Historischer Rückblick
Bei der Tagung hob die Berliner Historikerin Birgit Aschmann hervor, dass es in der Weimarer Republik auch im deutschen Katholizismus "ein Übermaß an Wertschätzung von Autorität" gegeben habe. Dies habe dazu geführt, dass die Gefahr eines totalitären Systems wie des Nationalsozialismus zu spät erkannt und überdies sexueller Missbrauch begünstigt worden sei. "Der Synodale Weg ist ohne diese Vorgeschichte nicht zu verstehen", so Aschmann vor dem Gast aus dem Vatikan. Der Direktor des Zentralinstituts für Katholische Theologie der Humboldt-Universität, Georg Essen, rief die katholische Kirche auf, angesichts des Trends zu autoritären Demokratien den liberal-demokratischen Verfassungsstaat zu verteidigen.
Gute Beziehungen gewürdigt
Im Verhältnis zu Deutschland sehen die vatikanischen Spitzendiplomaten dafür - erwartungsgemäß - keinen Anlass. Nach Außenminister Maas und dem Botschafter des Papstes in Deutschland, Erzbischof Nikola Eterovic, würdigte auch Parolin "gute Beziehungen und eine fruchtbare Zusammenarbeit" zwischen Staat und Kirche.
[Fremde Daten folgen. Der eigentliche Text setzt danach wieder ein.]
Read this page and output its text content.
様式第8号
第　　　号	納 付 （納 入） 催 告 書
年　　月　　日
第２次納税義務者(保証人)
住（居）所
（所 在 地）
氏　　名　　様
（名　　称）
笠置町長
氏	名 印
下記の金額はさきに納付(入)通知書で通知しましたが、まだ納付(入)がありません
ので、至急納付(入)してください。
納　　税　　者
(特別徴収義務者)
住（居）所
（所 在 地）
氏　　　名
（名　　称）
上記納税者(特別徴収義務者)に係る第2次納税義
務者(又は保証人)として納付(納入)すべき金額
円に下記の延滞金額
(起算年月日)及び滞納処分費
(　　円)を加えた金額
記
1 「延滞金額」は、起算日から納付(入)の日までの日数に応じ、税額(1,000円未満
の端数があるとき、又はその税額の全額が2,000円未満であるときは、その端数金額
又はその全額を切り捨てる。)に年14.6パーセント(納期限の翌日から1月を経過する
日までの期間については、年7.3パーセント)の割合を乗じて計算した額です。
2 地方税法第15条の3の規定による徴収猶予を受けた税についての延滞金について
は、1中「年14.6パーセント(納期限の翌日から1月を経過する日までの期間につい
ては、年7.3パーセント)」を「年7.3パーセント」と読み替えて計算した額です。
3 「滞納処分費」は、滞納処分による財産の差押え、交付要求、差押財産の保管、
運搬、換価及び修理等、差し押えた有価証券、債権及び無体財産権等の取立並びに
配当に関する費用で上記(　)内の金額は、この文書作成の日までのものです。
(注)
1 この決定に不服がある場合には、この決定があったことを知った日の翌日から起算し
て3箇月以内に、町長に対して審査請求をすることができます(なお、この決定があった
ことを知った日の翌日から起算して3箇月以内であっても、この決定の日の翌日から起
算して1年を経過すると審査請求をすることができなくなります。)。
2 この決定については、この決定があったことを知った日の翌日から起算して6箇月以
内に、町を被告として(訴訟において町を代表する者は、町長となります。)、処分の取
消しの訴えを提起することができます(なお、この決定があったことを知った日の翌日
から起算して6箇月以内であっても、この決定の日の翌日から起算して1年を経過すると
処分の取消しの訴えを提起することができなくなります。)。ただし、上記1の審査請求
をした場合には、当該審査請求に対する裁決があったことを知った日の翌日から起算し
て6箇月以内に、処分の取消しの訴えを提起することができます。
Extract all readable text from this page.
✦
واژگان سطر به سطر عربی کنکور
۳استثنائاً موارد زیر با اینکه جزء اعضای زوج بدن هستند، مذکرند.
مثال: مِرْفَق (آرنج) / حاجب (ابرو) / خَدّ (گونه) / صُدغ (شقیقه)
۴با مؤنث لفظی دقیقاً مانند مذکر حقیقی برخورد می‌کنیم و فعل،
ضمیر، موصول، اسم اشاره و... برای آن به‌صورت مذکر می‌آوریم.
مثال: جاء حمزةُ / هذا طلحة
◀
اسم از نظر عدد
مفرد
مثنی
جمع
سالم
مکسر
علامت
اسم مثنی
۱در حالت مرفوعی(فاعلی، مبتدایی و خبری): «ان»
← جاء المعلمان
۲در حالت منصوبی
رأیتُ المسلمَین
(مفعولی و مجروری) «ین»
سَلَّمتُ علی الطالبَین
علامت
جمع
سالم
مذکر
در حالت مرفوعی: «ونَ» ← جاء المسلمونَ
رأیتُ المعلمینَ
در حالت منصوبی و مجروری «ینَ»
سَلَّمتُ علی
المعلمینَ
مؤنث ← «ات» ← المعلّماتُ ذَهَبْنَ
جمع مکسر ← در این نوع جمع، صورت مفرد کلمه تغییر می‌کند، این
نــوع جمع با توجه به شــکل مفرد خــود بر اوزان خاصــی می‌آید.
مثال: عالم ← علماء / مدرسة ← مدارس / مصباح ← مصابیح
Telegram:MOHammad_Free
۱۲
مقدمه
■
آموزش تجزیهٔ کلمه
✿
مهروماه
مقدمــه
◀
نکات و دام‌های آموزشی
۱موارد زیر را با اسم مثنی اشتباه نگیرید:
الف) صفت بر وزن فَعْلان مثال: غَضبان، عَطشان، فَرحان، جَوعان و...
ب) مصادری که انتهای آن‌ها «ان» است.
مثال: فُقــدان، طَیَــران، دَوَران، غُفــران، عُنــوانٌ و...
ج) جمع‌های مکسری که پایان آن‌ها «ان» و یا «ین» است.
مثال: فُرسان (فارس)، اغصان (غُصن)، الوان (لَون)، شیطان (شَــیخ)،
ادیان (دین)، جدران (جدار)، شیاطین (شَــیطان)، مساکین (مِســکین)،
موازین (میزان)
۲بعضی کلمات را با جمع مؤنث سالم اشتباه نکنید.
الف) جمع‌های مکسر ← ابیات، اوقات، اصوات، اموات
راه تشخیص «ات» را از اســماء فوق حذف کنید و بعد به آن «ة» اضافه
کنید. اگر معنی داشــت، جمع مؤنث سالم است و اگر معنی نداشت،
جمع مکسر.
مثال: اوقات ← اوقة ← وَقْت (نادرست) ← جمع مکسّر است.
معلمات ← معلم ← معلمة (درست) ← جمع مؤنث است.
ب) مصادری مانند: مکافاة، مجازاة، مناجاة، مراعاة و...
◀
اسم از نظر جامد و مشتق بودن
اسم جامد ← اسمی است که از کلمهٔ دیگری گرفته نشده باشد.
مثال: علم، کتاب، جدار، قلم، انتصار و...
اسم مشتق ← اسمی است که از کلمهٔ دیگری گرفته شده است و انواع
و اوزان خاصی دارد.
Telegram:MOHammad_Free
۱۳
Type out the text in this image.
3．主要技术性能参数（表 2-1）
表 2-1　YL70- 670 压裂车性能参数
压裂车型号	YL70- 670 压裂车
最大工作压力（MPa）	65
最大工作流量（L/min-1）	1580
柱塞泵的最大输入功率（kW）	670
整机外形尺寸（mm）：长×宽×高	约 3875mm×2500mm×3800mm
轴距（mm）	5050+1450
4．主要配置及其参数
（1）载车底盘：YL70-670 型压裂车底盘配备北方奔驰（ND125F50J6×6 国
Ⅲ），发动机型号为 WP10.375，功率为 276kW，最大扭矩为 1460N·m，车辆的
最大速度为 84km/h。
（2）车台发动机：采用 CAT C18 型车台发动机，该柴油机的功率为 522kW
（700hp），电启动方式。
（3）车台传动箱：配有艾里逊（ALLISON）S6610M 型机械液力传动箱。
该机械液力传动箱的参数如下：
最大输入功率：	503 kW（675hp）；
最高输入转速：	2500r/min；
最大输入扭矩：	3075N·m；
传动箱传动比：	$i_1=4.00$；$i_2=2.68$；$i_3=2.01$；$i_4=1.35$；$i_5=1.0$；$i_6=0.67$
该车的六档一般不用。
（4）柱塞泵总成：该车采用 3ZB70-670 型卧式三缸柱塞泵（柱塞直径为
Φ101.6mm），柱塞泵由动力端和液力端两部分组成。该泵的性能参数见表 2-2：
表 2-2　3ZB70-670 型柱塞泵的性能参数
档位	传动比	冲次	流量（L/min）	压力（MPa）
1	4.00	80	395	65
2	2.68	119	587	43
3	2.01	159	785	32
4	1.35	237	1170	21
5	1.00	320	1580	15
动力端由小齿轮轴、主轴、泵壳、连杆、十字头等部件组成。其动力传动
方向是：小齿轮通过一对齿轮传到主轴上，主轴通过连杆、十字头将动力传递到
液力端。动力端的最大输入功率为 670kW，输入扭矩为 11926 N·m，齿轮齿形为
Davon machte sich der Kardinal bei einem Besuch der ökumenischen Bahnhofsmission im Berliner Ostbahnhof selbst ein Bild und sprach mit vielen dort Beschäftigten und hilfesuchenden Menschen. "Grüßen Sie den Heiligen Vater herzlich", gab ihm Berlins Caritasdirektorin Ulrike Kostka mit auf den Weg: "Und sagen Sie ihm: Frauen können in der Kirche viel leisten."